Agentic AI in B2B: Designing Autonomous Systems that Reduce L1/L2 Support Costs

Moving Beyond Simple Chatbots to Autonomous Agents
For years, AI in customer support meant simple, scripted chatbots handling basic FAQs. Agentic AI represents a paradigm shift: these autonomous systems are designed to perform multi-step, complex tasks by planning, executing, and refining their approach—just like a human support engineer.
The High Cost of Traditional L1/L2 Support
In B2B environments, support complexity is high. Level 1 (L1) issues often require knowledge retrieval across multiple databases, and Level 2 (L2) issues need systems checks and ticket routing. This overhead is often the largest operational cost center for SaaS and enterprise software providers.
- L1 issues consume 60-70% of support staff time.
- L2 escalation introduces latency and manual investigation.
- Agent salaries and specialized training create high fixed costs.

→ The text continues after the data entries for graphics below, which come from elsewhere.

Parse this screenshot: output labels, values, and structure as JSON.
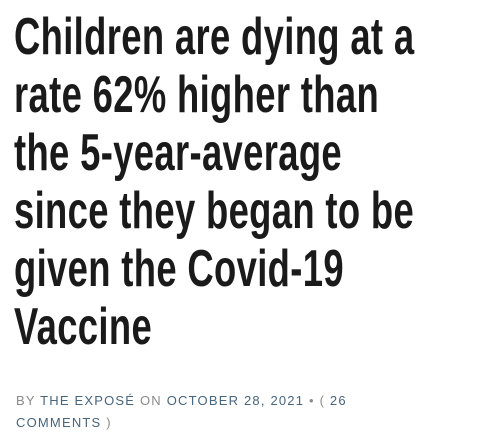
{
  "header": {
    "title_lines": [
      "Children are dying at a",
      "rate 62% higher than",
      "the 5-year-average",
      "since they began to be",
      "given the Covid-19",
      "Vaccine"
    ]
  },
  "byline": {
    "by": "BY",
    "author": "THE EXPOSÉ",
    "on": "ON",
    "date": "OCTOBER 28, 2021",
    "separator": "•",
    "open": "(",
    "comments": "26 COMMENTS",
    "close": ")"
  }
}
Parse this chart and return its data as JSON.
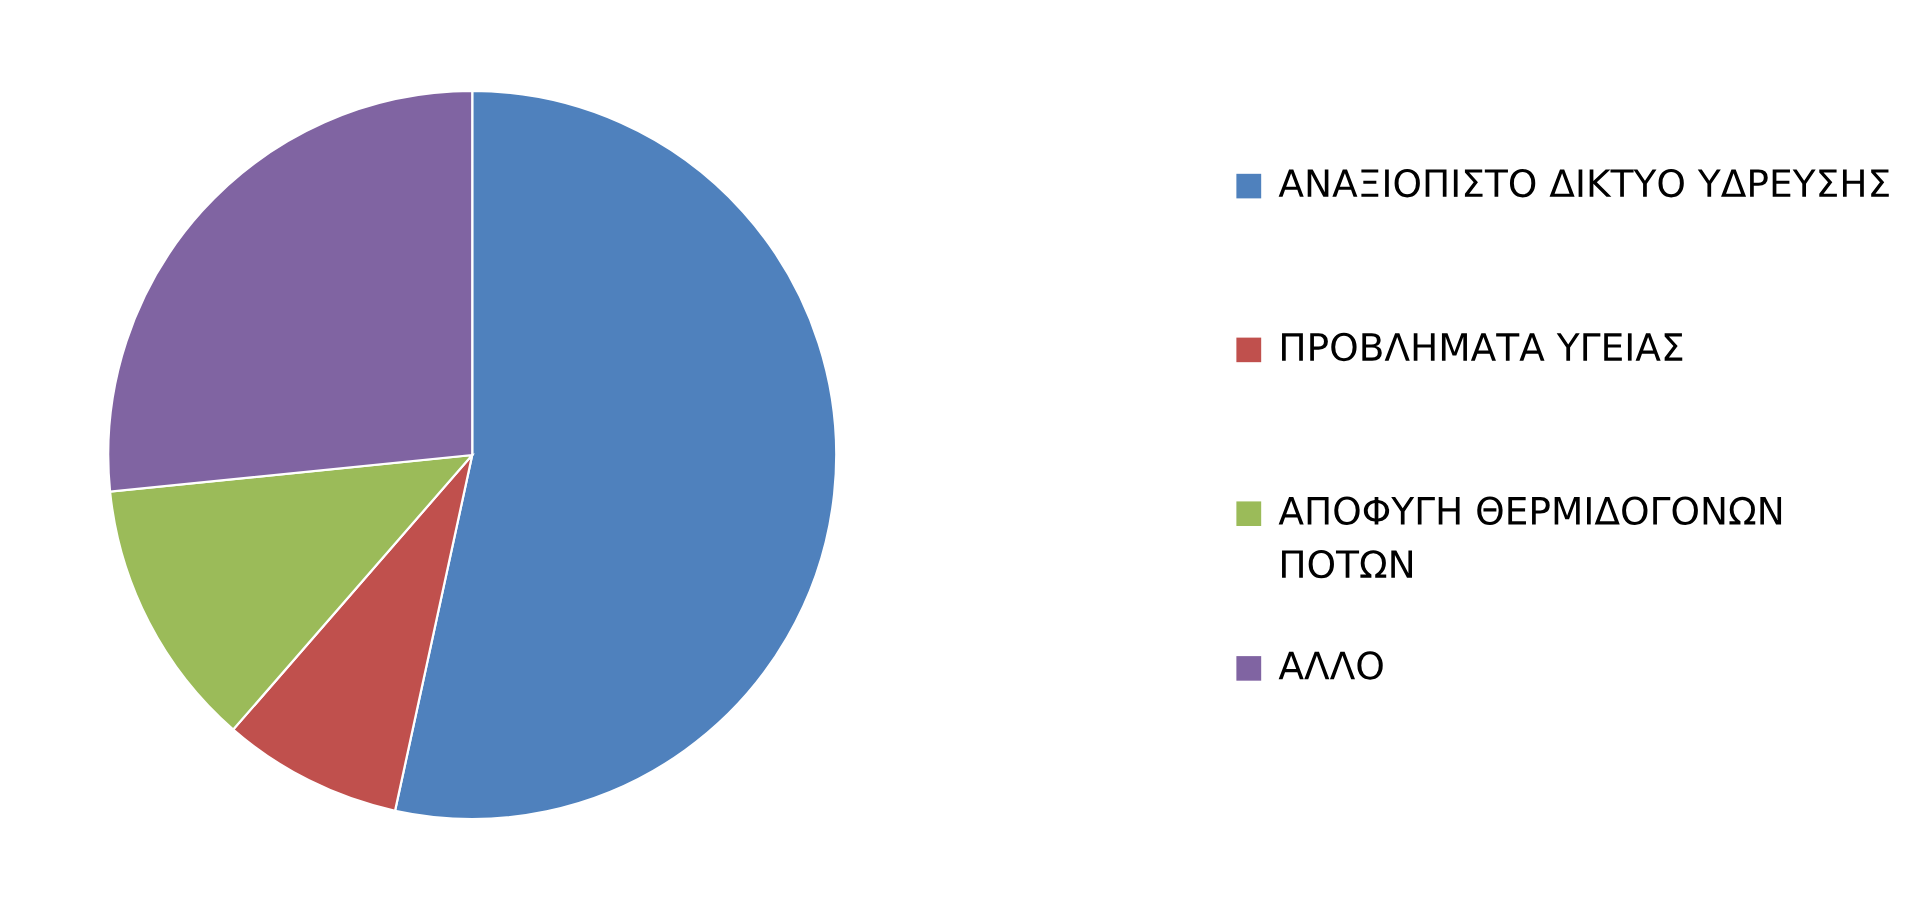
{
  "chart_data": {
    "type": "pie",
    "categories": [
      "ΑΝΑΞΙΟΠΙΣΤΟ ΔΙΚΤΥΟ ΥΔΡΕΥΣΗΣ",
      "ΠΡΟΒΛΗΜΑΤΑ ΥΓΕΙΑΣ",
      "ΑΠΟΦΥΓΗ ΘΕΡΜΙΔΟΓΟΝΩΝ ΠΟΤΩΝ",
      "ΑΛΛΟ"
    ],
    "values": [
      53.4,
      8.0,
      12.0,
      26.6
    ],
    "colors": [
      "#4f81bd",
      "#c0504d",
      "#9bbb59",
      "#8064a2"
    ],
    "legend": "right"
  }
}
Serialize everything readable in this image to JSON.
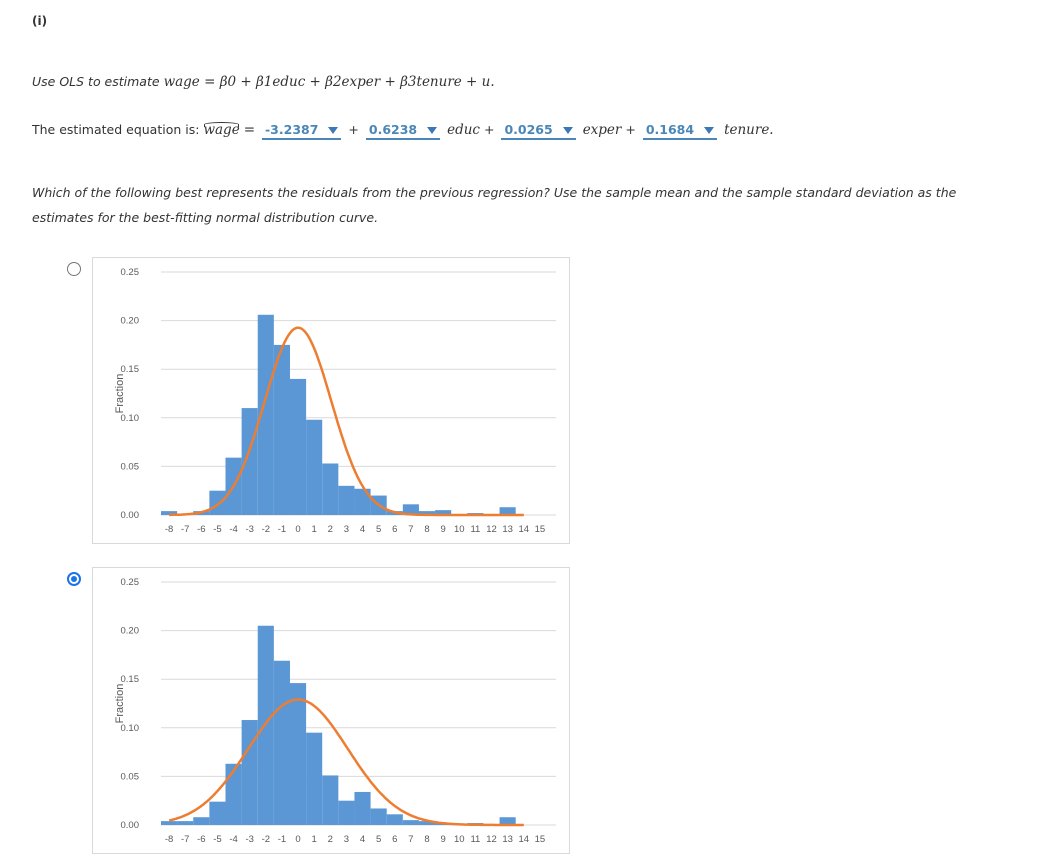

How Agentic Systems Drive Cost Reduction
An Agentic AI system acts as a smart dispatcher and resolver. It takes an incoming support request and can execute a sequence of actions: checking API status, searching internal wikis, querying a database for user details, and even drafting a resolution or a highly categorized ticket for human review.

“By automating the repetitive, high-volume investigative tasks of L1 and L2 support, Agentic AI shifts human engineers to complex problem-solving, maximizing their value.”
Building Your B2B AI Agent
The successful implementation requires access to proprietary data via APIs (using Retrieval-Augmented Generation or RAG) and careful definition of the agent's 'tools' (pre-approved functions it can call, like 'check_user_status' or 'reset_password').